How do I avoid or remove the scuffing?
Basically you can't. Until you get to really high grits (way above P1200) you will see the scratches and these are not suitable for de-nibbing.
How do I smooth polyurethane after it dries but still maintain its finish?
In general you don't just sand, you then polish the surface. Wet-sanding will reduce the scratch pattern somewhat as well, compared to sanding at the same grit dry, but the main 'secret' is that you then use some polishing agents to buff/polish the surface.
Traditionally the polishing of a dry finish was done with something like rottenstone. This is still in use today by some, particularly traditionalists, some high-end woodworkers and professional finishers/restorers.

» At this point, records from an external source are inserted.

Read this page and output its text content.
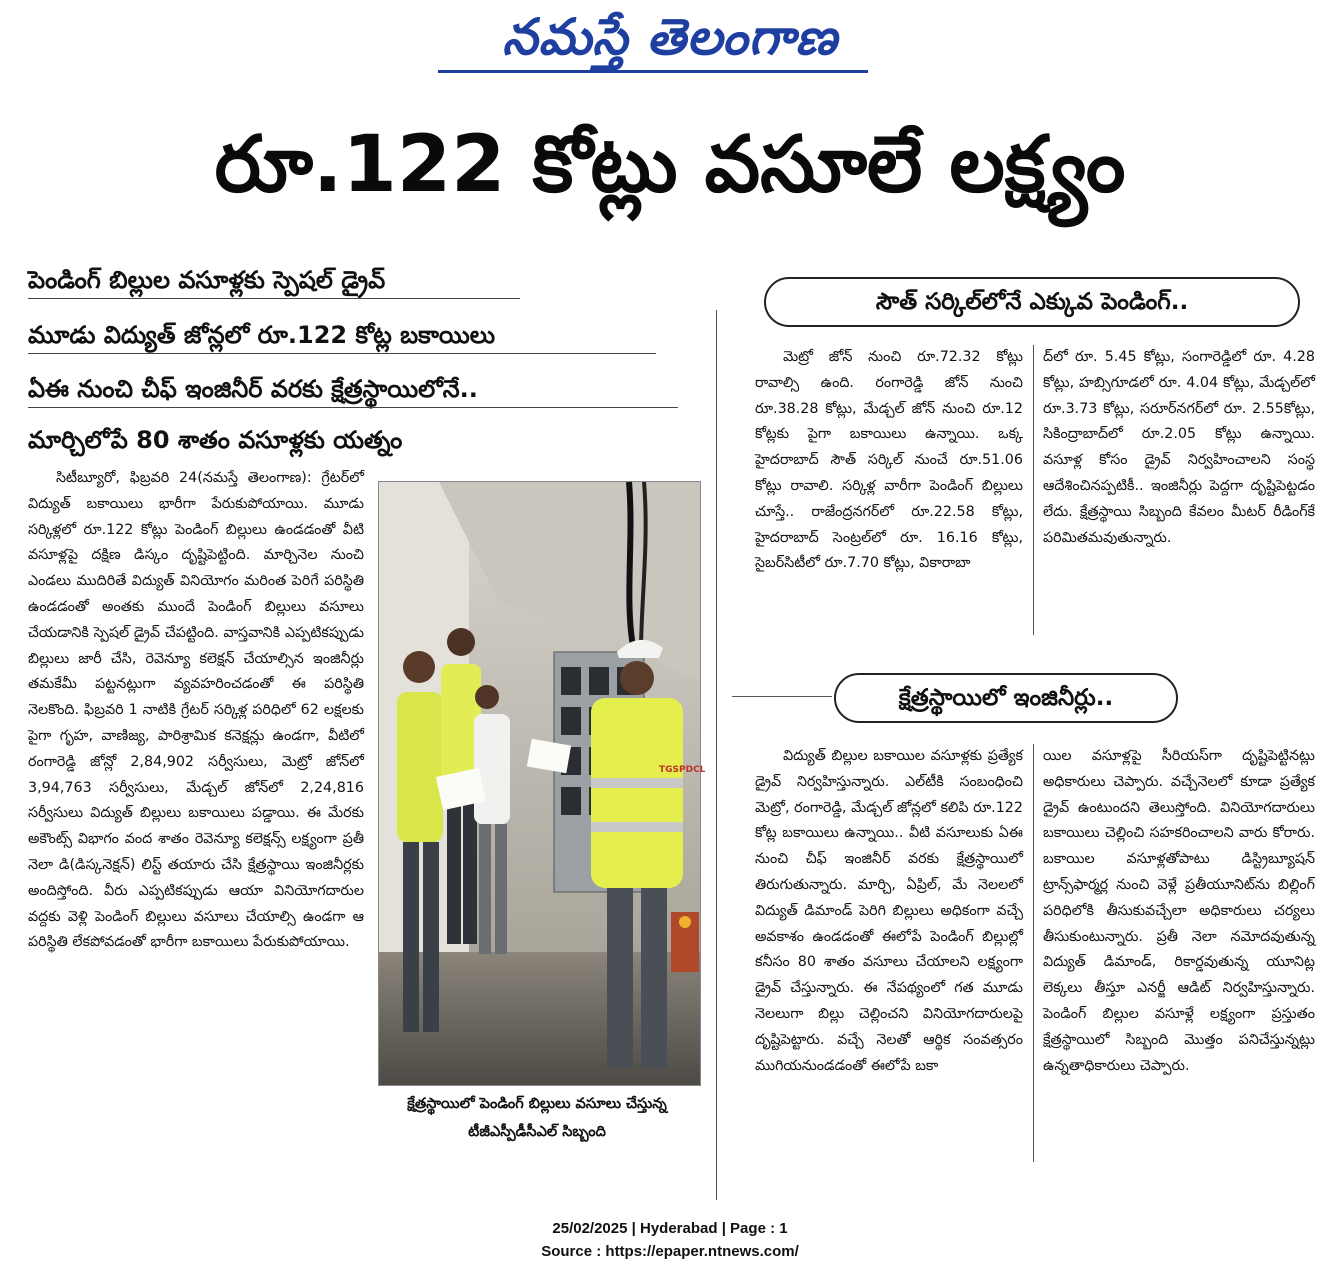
నమస్తే తెలంగాణ
రూ.122 కోట్లు వసూలే లక్ష్యం
పెండింగ్ బిల్లుల వసూళ్లకు స్పెషల్ డ్రైవ్
మూడు విద్యుత్ జోన్లలో రూ.122 కోట్ల బకాయిలు
ఏఈ నుంచి చీఫ్ ఇంజినీర్ వరకు క్షేత్రస్థాయిలోనే..
మార్చిలోపే 80 శాతం వసూళ్లకు యత్నం

సిటీబ్యూరో, ఫిబ్రవరి 24(నమస్తే తెలంగాణ): గ్రేటర్‌లో విద్యుత్ బకాయిలు భారీగా పేరుకుపోయాయి. మూడు సర్కిళ్లలో రూ.122 కోట్లు పెండింగ్ బిల్లులు ఉండడంతో వీటి వసూళ్లపై దక్షిణ డిస్కం దృష్టిపెట్టింది. మార్చినెల నుంచి ఎండలు ముదిరితే విద్యుత్ వినియోగం మరింత పెరిగే పరిస్థితి ఉండడంతో అంతకు ముందే పెండింగ్ బిల్లులు వసూలు చేయడానికి స్పెషల్ డ్రైవ్ చేపట్టింది. వాస్తవానికి ఎప్పటికప్పుడు బిల్లులు జారీ చేసి, రెవెన్యూ కలెక్షన్ చేయాల్సిన ఇంజినీర్లు తమకేమీ పట్టనట్లుగా వ్యవహరించడంతో ఈ పరిస్థితి నెలకొంది. ఫిబ్రవరి 1 నాటికి గ్రేటర్ సర్కిళ్ల పరిధిలో 62 లక్షలకు పైగా గృహ, వాణిజ్య, పారిశ్రామిక కనెక్షన్లు ఉండగా, వీటిలో రంగారెడ్డి జోన్లో 2,84,902 సర్వీసులు, మెట్రో జోన్‌లో 3,94,763 సర్వీసులు, మేడ్చల్ జోన్‌లో 2,24,816 సర్వీసులు విద్యుత్ బిల్లులు బకాయిలు పడ్డాయి. ఈ మేరకు అకౌంట్స్ విభాగం వంద శాతం రెవెన్యూ కలెక్షన్స్ లక్ష్యంగా ప్రతీ నెలా డి(డిస్కనెక్షన్) లిస్ట్ తయారు చేసి క్షేత్రస్థాయి ఇంజినీర్లకు అందిస్తోంది. వీరు ఎప్పటికప్పుడు ఆయా వినియోగదారుల వద్దకు వెళ్లి పెండింగ్ బిల్లులు వసూలు చేయాల్సి ఉండగా ఆ పరిస్థితి లేకపోవడంతో భారీగా బకాయిలు పేరుకుపోయాయి.

TGSPDCL
క్షేత్రస్థాయిలో పెండింగ్ బిల్లులు వసూలు చేస్తున్న టీజీఎస్పీడీసీఎల్ సిబ్బంది
సౌత్ సర్కిల్‌లోనే ఎక్కువ పెండింగ్..

మెట్రో జోన్ నుంచి రూ.72.32 కోట్లు రావాల్సి ఉంది. రంగారెడ్డి జోన్ నుంచి రూ.38.28 కోట్లు, మేడ్చల్ జోన్ నుంచి రూ.12 కోట్లకు పైగా బకాయిలు ఉన్నాయి. ఒక్క హైదరాబాద్ సౌత్ సర్కిల్ నుంచే రూ.51.06 కోట్లు రావాలి. సర్కిళ్ల వారీగా పెండింగ్ బిల్లులు చూస్తే.. రాజేంద్రనగర్‌లో రూ.22.58 కోట్లు, హైదరాబాద్ సెంట్రల్‌లో రూ. 16.16 కోట్లు, సైబర్‌సిటీలో రూ.7.70 కోట్లు, వికారాబా

ద్‌లో రూ. 5.45 కోట్లు, సంగారెడ్డిలో రూ. 4.28 కోట్లు, హబ్సిగూడలో రూ. 4.04 కోట్లు, మేడ్చల్‌లో రూ.3.73 కోట్లు, సరూర్‌నగర్‌లో రూ. 2.55కోట్లు, సికింద్రాబాద్‌లో రూ.2.05 కోట్లు ఉన్నాయి. వసూళ్ల కోసం డ్రైవ్ నిర్వహించాలని సంస్థ ఆదేశించినప్పటికీ.. ఇంజినీర్లు పెద్దగా దృష్టిపెట్టడం లేదు. క్షేత్రస్థాయి సిబ్బంది కేవలం మీటర్ రీడింగ్‌కే పరిమితమవుతున్నారు.

క్షేత్రస్థాయిలో ఇంజినీర్లు..

విద్యుత్ బిల్లుల బకాయిల వసూళ్లకు ప్రత్యేక డ్రైవ్ నిర్వహిస్తున్నారు. ఎల్‌టీకి సంబంధించి మెట్రో, రంగారెడ్డి, మేడ్చల్ జోన్లలో కలిపి రూ.122 కోట్ల బకాయిలు ఉన్నాయి.. వీటి వసూలుకు ఏఈ నుంచి చీఫ్ ఇంజినీర్ వరకు క్షేత్రస్థాయిలో తిరుగుతున్నారు. మార్చి, ఏప్రిల్, మే నెలలలో విద్యుత్ డిమాండ్ పెరిగి బిల్లులు అధికంగా వచ్చే అవకాశం ఉండడంతో ఈలోపే పెండింగ్ బిల్లుల్లో కనీసం 80 శాతం వసూలు చేయాలని లక్ష్యంగా డ్రైవ్ చేస్తున్నారు. ఈ నేపథ్యంలో గత మూడు నెలలుగా బిల్లు చెల్లించని వినియోగదారులపై దృష్టిపెట్టారు. వచ్చే నెలతో ఆర్థిక సంవత్సరం ముగియనుండడంతో ఈలోపే బకా

యిల వసూళ్లపై సీరియస్‌గా దృష్టిపెట్టినట్లు అధికారులు చెప్పారు. వచ్చేనెలలో కూడా ప్రత్యేక డ్రైవ్ ఉంటుందని తెలుస్తోంది. వినియోగదారులు బకాయిలు చెల్లించి సహకరించాలని వారు కోరారు. బకాయిల వసూళ్లతోపాటు డిస్ట్రిబ్యూషన్ ట్రాన్స్‌ఫార్మర్ల నుంచి వెళ్లే ప్రతీయూనిట్‌ను బిల్లింగ్ పరిధిలోకి తీసుకువచ్చేలా అధికారులు చర్యలు తీసుకుంటున్నారు. ప్రతీ నెలా నమోదవుతున్న విద్యుత్ డిమాండ్, రికార్డవుతున్న యూనిట్ల లెక్కలు తీస్తూ ఎనర్జీ ఆడిట్ నిర్వహిస్తున్నారు. పెండింగ్ బిల్లుల వసూళ్లే లక్ష్యంగా ప్రస్తుతం క్షేత్రస్థాయిలో సిబ్బంది మొత్తం పనిచేస్తున్నట్లు ఉన్నతాధికారులు చెప్పారు.

25/02/2025 | Hyderabad | Page : 1
Source : https://epaper.ntnews.com/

You can in theory do this entirely with abrasive paper or film, but you have to go to extremely high grits and these can be quite costly. While that is how some do it it's really not necessary, today I think most people use something like an automotive finish polish e.g. Simichrome, Flitz or T-Cut to rub out the finish to its final high gloss.
How do I actually sand a nib out of polyurethane?

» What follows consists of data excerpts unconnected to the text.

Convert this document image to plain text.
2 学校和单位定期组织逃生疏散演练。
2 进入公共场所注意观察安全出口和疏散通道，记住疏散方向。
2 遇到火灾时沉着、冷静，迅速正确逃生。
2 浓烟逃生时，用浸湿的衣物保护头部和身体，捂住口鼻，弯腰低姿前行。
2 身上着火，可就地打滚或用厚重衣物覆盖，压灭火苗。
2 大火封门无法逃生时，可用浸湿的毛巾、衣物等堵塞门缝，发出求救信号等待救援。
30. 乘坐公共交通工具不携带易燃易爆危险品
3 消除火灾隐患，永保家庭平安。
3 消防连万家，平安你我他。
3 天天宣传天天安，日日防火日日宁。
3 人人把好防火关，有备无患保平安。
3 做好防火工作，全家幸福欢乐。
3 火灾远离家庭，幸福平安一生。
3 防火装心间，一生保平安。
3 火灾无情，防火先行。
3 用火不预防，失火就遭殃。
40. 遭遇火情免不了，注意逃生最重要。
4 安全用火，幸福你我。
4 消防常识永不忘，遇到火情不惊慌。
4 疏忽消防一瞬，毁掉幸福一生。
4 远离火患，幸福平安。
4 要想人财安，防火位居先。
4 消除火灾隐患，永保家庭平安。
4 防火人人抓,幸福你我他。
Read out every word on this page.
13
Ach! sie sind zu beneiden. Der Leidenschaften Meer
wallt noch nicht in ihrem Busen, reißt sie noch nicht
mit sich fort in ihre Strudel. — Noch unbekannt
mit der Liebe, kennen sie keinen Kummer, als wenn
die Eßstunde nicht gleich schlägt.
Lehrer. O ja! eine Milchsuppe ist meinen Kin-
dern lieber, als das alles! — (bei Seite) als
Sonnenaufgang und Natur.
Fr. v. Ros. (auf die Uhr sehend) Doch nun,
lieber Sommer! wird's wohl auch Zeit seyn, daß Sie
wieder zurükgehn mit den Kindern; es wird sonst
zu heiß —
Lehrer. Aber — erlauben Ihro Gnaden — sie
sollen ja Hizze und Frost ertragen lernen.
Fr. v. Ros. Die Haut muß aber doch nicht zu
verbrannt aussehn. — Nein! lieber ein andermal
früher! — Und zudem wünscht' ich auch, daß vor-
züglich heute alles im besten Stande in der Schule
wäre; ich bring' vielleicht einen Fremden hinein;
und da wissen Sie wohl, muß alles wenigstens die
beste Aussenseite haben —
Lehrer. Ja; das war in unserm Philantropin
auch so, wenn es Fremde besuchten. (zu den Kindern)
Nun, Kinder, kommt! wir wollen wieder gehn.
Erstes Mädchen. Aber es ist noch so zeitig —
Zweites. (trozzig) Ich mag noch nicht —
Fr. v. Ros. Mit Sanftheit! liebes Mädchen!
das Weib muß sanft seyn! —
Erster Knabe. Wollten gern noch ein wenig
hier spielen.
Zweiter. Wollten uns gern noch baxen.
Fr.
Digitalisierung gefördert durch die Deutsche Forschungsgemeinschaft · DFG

You can use the abrasives you're already using, but another tip you might like to try is to use the rough side of brown paper. This is just abrasive enough to take most nibs off without the risk of rubbing through the finish. It will leave the surface visibly less glossy, although if you buff hard you can get some polish back (essentially giving you something like a satin or semi-gloss finish with care).

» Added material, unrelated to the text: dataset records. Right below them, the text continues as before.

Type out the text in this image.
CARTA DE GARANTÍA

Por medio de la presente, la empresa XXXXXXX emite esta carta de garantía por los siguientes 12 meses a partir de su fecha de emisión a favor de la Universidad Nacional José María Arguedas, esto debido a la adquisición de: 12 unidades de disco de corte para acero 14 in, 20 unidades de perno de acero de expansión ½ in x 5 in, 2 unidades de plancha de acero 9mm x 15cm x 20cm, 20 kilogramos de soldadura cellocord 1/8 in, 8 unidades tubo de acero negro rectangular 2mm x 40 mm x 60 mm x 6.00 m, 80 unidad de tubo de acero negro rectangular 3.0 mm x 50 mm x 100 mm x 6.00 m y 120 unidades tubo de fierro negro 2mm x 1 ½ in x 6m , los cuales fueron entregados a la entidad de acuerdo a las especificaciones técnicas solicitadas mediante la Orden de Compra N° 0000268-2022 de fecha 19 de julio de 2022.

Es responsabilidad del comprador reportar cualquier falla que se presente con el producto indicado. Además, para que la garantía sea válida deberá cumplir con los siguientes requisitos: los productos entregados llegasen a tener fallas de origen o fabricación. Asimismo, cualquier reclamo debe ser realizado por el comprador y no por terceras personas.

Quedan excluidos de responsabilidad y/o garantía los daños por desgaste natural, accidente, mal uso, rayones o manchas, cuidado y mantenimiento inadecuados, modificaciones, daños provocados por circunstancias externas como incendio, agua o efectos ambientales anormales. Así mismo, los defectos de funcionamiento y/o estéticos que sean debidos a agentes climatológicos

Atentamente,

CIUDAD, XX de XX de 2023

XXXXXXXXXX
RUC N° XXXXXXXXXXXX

The ideal situation might be considered to be where you don't need to sand any nibs or imperfections, and if you set up a dedicated finish room or zone where fluff or dust are kept to a minimum that's theoretically possible. But in practice this is something you will have to deal with sometimes so it's good to have a process ready to tackle it when it does occur.
Note: wiping on varnish can nearly eliminate problems with dust nibs (also brush marks, runs and drips). The downside is that because you're applying the varnish so much more thinly build is much slower and it can take many more coats (7+) to get to a fully-built finish.
Also does the technique vary for gloss vs matte/satin?
You're not supposed to work over the surface of reduced-sheen varnishes, anything from matt to satin or semi-gloss should ideally be applied and left alone.
At the pro or high-end level the goal with these is to get a smooth build using gloss and then apply one coat, two at the outside, of the reduced-sheen varnish as a final coat. Obviously you take great pains to try to ensure you don't have any dust in the environment before the final coat goes on.
A better way to achieve a sheen below fully glossy is to scuff the surface of gloss varnish. You can easily get anything from a subtle satin to full matt depending on the coarseness of the abrasive used (powdered pumice, fine grades of steel or bronze wool, Scotch-Brite or an equivalent).